Битон тоже сделал фотографии этой пары – для проецирования на холст, в качестве одного из элементов оформления сцены. Размытые его коронной мечтательной дымкой, эти снимки казались одновременно воздушными и романтичными. На самом необычном из них Рудольф предстает, словно некое видение в белом, в колышущейся блузе Армана, трико и балетных туфлях, на белом фоне. Стоя на высоких полупальцах, он в задумчивости склоняет голову, обратив вверх ладонь и пальцы вытянутой левой руки.
Незадолго до своего отъезда в Голлливуд, Битон, думая, что Рудольфу его фотографии понравятся, предложил ему однажды вечером зайти к нему и посмотреть на них. На самом деле – как впоследствии признался Битон – снимки были только предлогом, чтобы «заманить [Рудольфа] в дом, продемонстрировать ему дружелюбие и, возможно, наладить отношения, чтобы [их] совместная работа стала более слаженной». Подкараулив танцовщика в театре на выходе из примерочной, Битон «ненароком» поинтересовался у него, не свободен ли он вечером. «А если сейчас?» – неожиданно переспросил Рудольф.
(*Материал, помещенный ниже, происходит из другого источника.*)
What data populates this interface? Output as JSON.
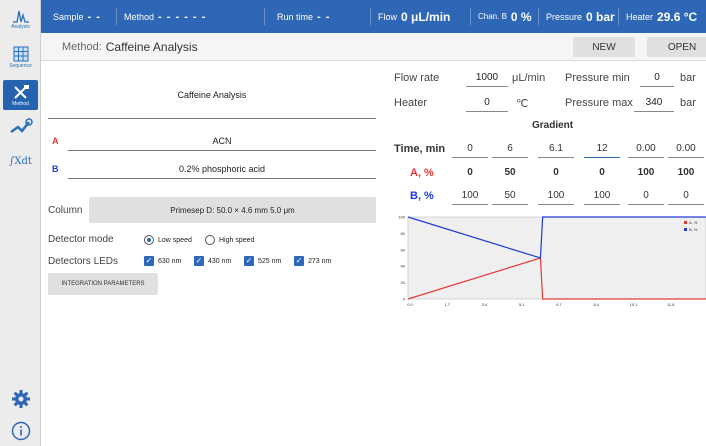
{
  "sidebar": {
    "items": [
      {
        "label": "Analysis",
        "icon": "peaks-icon"
      },
      {
        "label": "Sequence",
        "icon": "grid-icon"
      },
      {
        "label": "Method",
        "icon": "tools-icon"
      },
      {
        "label": "",
        "icon": "pump-wrench-icon"
      },
      {
        "label": "",
        "icon": "integral-icon",
        "text": "∫Xdt"
      }
    ],
    "bottom": [
      {
        "icon": "gear-icon"
      },
      {
        "icon": "info-icon"
      }
    ]
  },
  "status": {
    "sample_label": "Sample",
    "sample_value": "- -",
    "method_label": "Method",
    "method_value": "- - - - - -",
    "runtime_label": "Run time",
    "runtime_value": "- -",
    "flow_label": "Flow",
    "flow_value": "0 μL/min",
    "chanb_label": "Chan. B",
    "chanb_value": "0 %",
    "pressure_label": "Pressure",
    "pressure_value": "0 bar",
    "heater_label": "Heater",
    "heater_value": "29.6 °C"
  },
  "methodbar": {
    "label": "Method:",
    "name": "Caffeine Analysis",
    "new_label": "NEW",
    "open_label": "OPEN"
  },
  "left": {
    "method_name": "Caffeine Analysis",
    "solvent_a_letter": "A",
    "solvent_a": "ACN",
    "solvent_b_letter": "B",
    "solvent_b": "0.2% phosphoric acid",
    "column_label": "Column",
    "column_value": "Primesep D: 50.0 × 4.6 mm 5.0 μm",
    "detector_mode_label": "Detector mode",
    "mode_low": "Low speed",
    "mode_high": "High speed",
    "leds_label": "Detectors LEDs",
    "leds": [
      "630 nm",
      "430 nm",
      "525 nm",
      "273 nm"
    ],
    "integration_label": "INTEGRATION PARAMETERS"
  },
  "right": {
    "flow_rate_label": "Flow rate",
    "flow_rate_value": "1000",
    "flow_rate_unit": "μL/min",
    "pressure_min_label": "Pressure min",
    "pressure_min_value": "0",
    "pressure_min_unit": "bar",
    "heater_label": "Heater",
    "heater_value": "0",
    "heater_unit": "℃",
    "pressure_max_label": "Pressure max",
    "pressure_max_value": "340",
    "pressure_max_unit": "bar",
    "gradient_title": "Gradient",
    "time_label": "Time, min",
    "a_label": "A, %",
    "b_label": "B, %",
    "time": [
      "0",
      "6",
      "6.1",
      "12",
      "0.00",
      "0.00"
    ],
    "a": [
      "0",
      "50",
      "0",
      "0",
      "100",
      "100"
    ],
    "b": [
      "100",
      "50",
      "100",
      "100",
      "0",
      "0"
    ]
  },
  "colors": {
    "accent": "#2d67b5",
    "series_a": "#e53935",
    "series_b": "#1e3ad6"
  },
  "chart_data": {
    "type": "line",
    "x": [
      0,
      6,
      6.1,
      12
    ],
    "series": [
      {
        "name": "A, %",
        "color": "#e53935",
        "values": [
          0,
          50,
          0,
          0
        ]
      },
      {
        "name": "B, %",
        "color": "#1e3ad6",
        "values": [
          100,
          50,
          100,
          100
        ]
      }
    ],
    "xlim": [
      0,
      13.5
    ],
    "ylim": [
      0,
      100
    ],
    "xticks": [
      "0.0",
      "1.7",
      "3.4",
      "5.1",
      "6.7",
      "8.4",
      "10.1",
      "11.8"
    ],
    "yticks": [
      "0",
      "20",
      "40",
      "60",
      "80",
      "100"
    ],
    "legend": [
      "A, %",
      "B, %"
    ],
    "legend_position": "top-right",
    "grid": false
  }
}
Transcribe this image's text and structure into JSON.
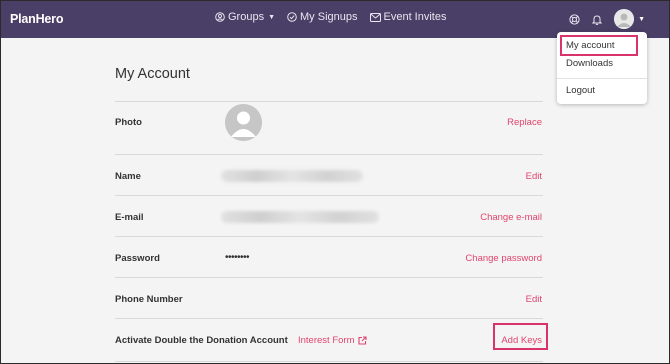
{
  "brand": "PlanHero",
  "nav": {
    "groups": "Groups",
    "signups": "My Signups",
    "invites": "Event Invites"
  },
  "account_menu": {
    "my_account": "My account",
    "downloads": "Downloads",
    "logout": "Logout"
  },
  "page": {
    "title": "My Account",
    "rows": {
      "photo": {
        "label": "Photo",
        "action": "Replace"
      },
      "name": {
        "label": "Name",
        "action": "Edit"
      },
      "email": {
        "label": "E-mail",
        "action": "Change e-mail"
      },
      "password": {
        "label": "Password",
        "value": "••••••••",
        "action": "Change password"
      },
      "phone": {
        "label": "Phone Number",
        "action": "Edit"
      },
      "donation": {
        "label": "Activate Double the Donation Account",
        "link": "Interest Form",
        "action": "Add Keys"
      }
    }
  },
  "colors": {
    "topbar": "#4a3f66",
    "accent": "#e0446e",
    "highlight": "#d8336b"
  }
}
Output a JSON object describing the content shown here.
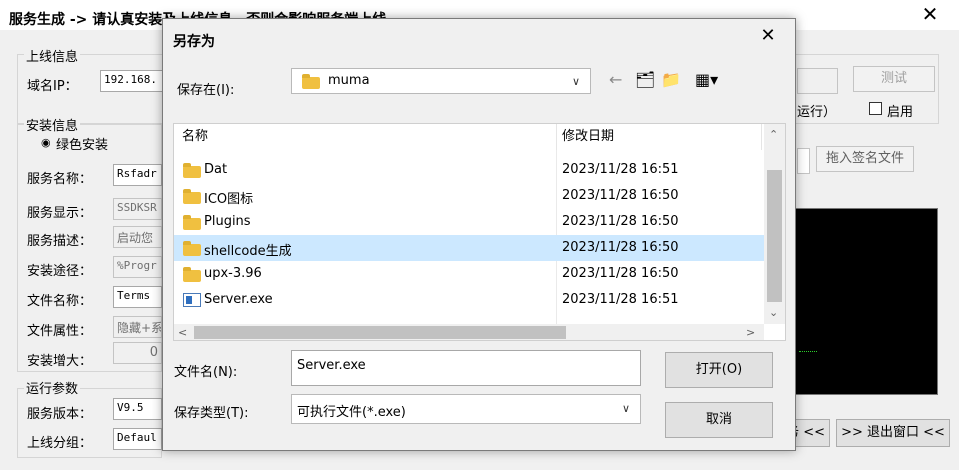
{
  "bg_window": {
    "title": "服务生成 -> 请认真安装及上线信息，否则会影响服务端上线",
    "close_icon": "close-icon",
    "online_group": {
      "title": "上线信息",
      "domain_label": "域名IP：",
      "domain_value": "192.168.",
      "test_button": "测试",
      "run_hint": "运行）",
      "enable_label": "启用"
    },
    "install_group": {
      "title": "安装信息",
      "green_install": "绿色安装",
      "service_name_label": "服务名称：",
      "service_name_value": "Rsfadr",
      "service_display_label": "服务显示：",
      "service_display_value": "SSDKSR",
      "service_desc_label": "服务描述：",
      "service_desc_value": "启动您",
      "install_path_label": "安装途径：",
      "install_path_value": "%Progr",
      "file_name_label": "文件名称：",
      "file_name_value": "Terms",
      "file_attr_label": "文件属性：",
      "file_attr_value": "隐藏+系",
      "install_growth_label": "安装增大：",
      "install_growth_value": "0"
    },
    "drag_sign_button": "拖入签名文件",
    "run_params": {
      "title": "运行参数",
      "service_version_label": "服务版本：",
      "service_version_value": "V9.5",
      "group_label": "上线分组：",
      "group_value": "Defaul"
    },
    "bottom_buttons": {
      "service_fragment": "务 <<",
      "exit_button": ">> 退出窗口 <<"
    }
  },
  "dialog": {
    "title": "另存为",
    "save_in_label": "保存在(I):",
    "save_in_value": "muma",
    "columns": {
      "name": "名称",
      "date": "修改日期"
    },
    "files": [
      {
        "name": "Dat",
        "date": "2023/11/28 16:51",
        "type": "folder"
      },
      {
        "name": "ICO图标",
        "date": "2023/11/28 16:50",
        "type": "folder"
      },
      {
        "name": "Plugins",
        "date": "2023/11/28 16:50",
        "type": "folder"
      },
      {
        "name": "shellcode生成",
        "date": "2023/11/28 16:50",
        "type": "folder",
        "selected": true
      },
      {
        "name": "upx-3.96",
        "date": "2023/11/28 16:50",
        "type": "folder"
      },
      {
        "name": "Server.exe",
        "date": "2023/11/28 16:51",
        "type": "exe"
      }
    ],
    "filename_label": "文件名(N):",
    "filename_value": "Server.exe",
    "filetype_label": "保存类型(T):",
    "filetype_value": "可执行文件(*.exe)",
    "open_button": "打开(O)",
    "cancel_button": "取消"
  },
  "colors": {
    "selected_row": "#cce8ff",
    "folder": "#f0c040",
    "log_panel": "#000000"
  }
}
Они тут же отправились сквозь снегопад на Пелэм-Плейс, где два месяца назад Битон принимал за завтраком королеву-мать (самый удачный ход в его светской карьере). На том приеме присутствовали и менее крупные светила – Дама Эдит Ситуэлл, Трумэн Капоте, Фредерик Аштон. Однако Нуреев относился к Битону прохладно; возможно, подозревал, что тот поглядывал на него свысока, под стать его петербургским соученикам. Битон и правда посмеивался над артистом в своем дневнике, описывая «жуткий маленький потрескавшийся белый чемоданчик из кожзаменителя», «грязную зимнюю одежду» и «поношенное пальто с искусственным мехом». Как бы там ни было, в такси Рудольф даже не попытался завязать с ним разговор – ни из вежливости, ни из других побуждений. «Я только изредка, – вспоминал потом Битон, – отпускал шутки, заставлявшие его, почти против воли, обнажать свои длинные и довольно желтые зубы». Битон часами рассматривал Нуреева в объектив фотоаппарата, но, разглядев его совсем рядом в машине, заметил: «…его лицо, уже морщинистое в 23 года, больше не кажется юным, когда он смеется. Улыбка делает его совсем другим человеком, довольно светским, городским, искушенным зрелым мужчиной».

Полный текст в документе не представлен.